Perché il sesto libro è il più difficile da illustrare
Il Principe Mezzosangue è il romanzo degli interni: i ricordi nel Pensatoio, il passato di Voldemort, Spinner’s End, la grotta degli Inferi. C’è meno spettacolo e più chiaroscuro; è il libro in cui la saga diventa definitivamente adulta e sceglie il lutto. Illustrarlo non significa disegnare battaglie, ma dare un volto alla memoria e alla perdita, la sfida più ardua per un illustratore.
Le tavole che già conosciamo
Le anteprime diffuse sono una dichiarazione di intenti. La copertina sceglie proprio la grotta e il fuoco, il momento in cui Harry e Silente toccano il fondo della storia.
Le altre tavole mostrate sono: Spinner’s End, i risultati dei M.A.G.O. del trio, la collana maledetta di Katie Bell, Harry e Silente davanti al lago degli Inferi, che privilegiano gli snodi psicologici più che quelli d’azione. Potete vederle direttamente qui.

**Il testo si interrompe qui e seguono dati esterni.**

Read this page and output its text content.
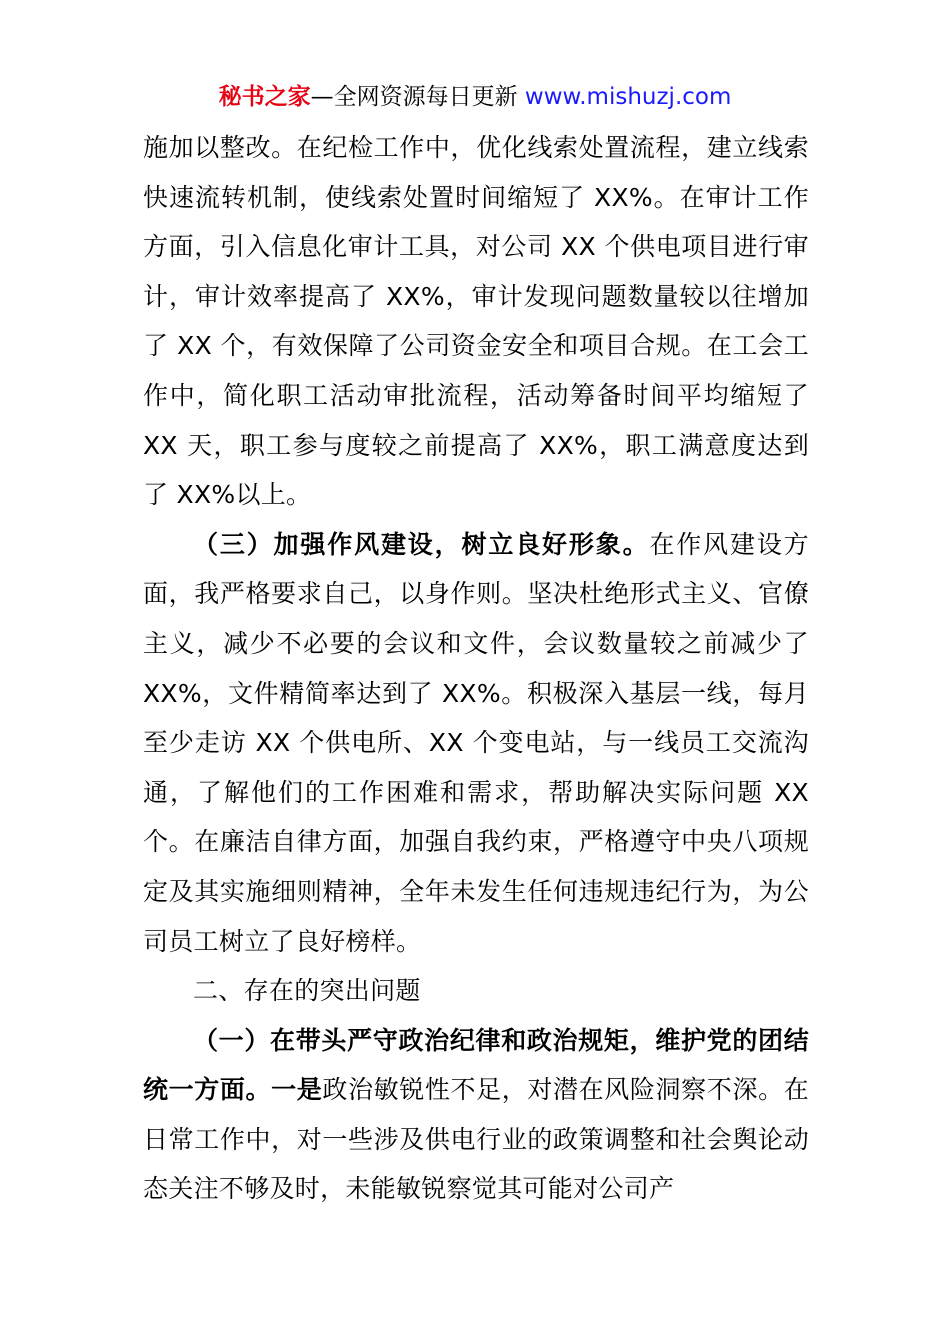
秘书之家—全网资源每日更新 www.mishuzj.com

施加以整改。在纪检工作中，优化线索处置流程，建立线索快速流转机制，使线索处置时间缩短了 XX%。在审计工作方面，引入信息化审计工具，对公司 XX 个供电项目进行审计，审计效率提高了 XX%，审计发现问题数量较以往增加了 XX 个，有效保障了公司资金安全和项目合规。在工会工作中，简化职工活动审批流程，活动筹备时间平均缩短了 XX 天，职工参与度较之前提高了 XX%，职工满意度达到了 XX%以上。

（三）加强作风建设，树立良好形象。在作风建设方面，我严格要求自己，以身作则。坚决杜绝形式主义、官僚主义，减少不必要的会议和文件，会议数量较之前减少了 XX%，文件精简率达到了 XX%。积极深入基层一线，每月至少走访 XX 个供电所、XX 个变电站，与一线员工交流沟通，了解他们的工作困难和需求，帮助解决实际问题 XX 个。在廉洁自律方面，加强自我约束，严格遵守中央八项规定及其实施细则精神，全年未发生任何违规违纪行为，为公司员工树立了良好榜样。

二、存在的突出问题

（一）在带头严守政治纪律和政治规矩，维护党的团结统一方面。一是政治敏锐性不足，对潜在风险洞察不深。在日常工作中，对一些涉及供电行业的政策调整和社会舆论动态关注不够及时，未能敏锐察觉其可能对公司产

È una lettura che tratta il lettore da adulto, e che riconosce al sesto libro il suo vero centro di gravità: non la magia, ma le scelte.
Un oggetto per lettori cresciuti
Le edizioni illustrate non sono libri per bambini: sono per chi quel testo lo conosce quasi a memoria e desidera vederlo di nuovo, con occhi diversi.
Con l’uscita del settimo e ultimo volume all’orizzonte, questa è anche l’occasione per tornare, tavola dopo tavola, nel punto in cui la storia ha smesso di essere soltanto un’avventura.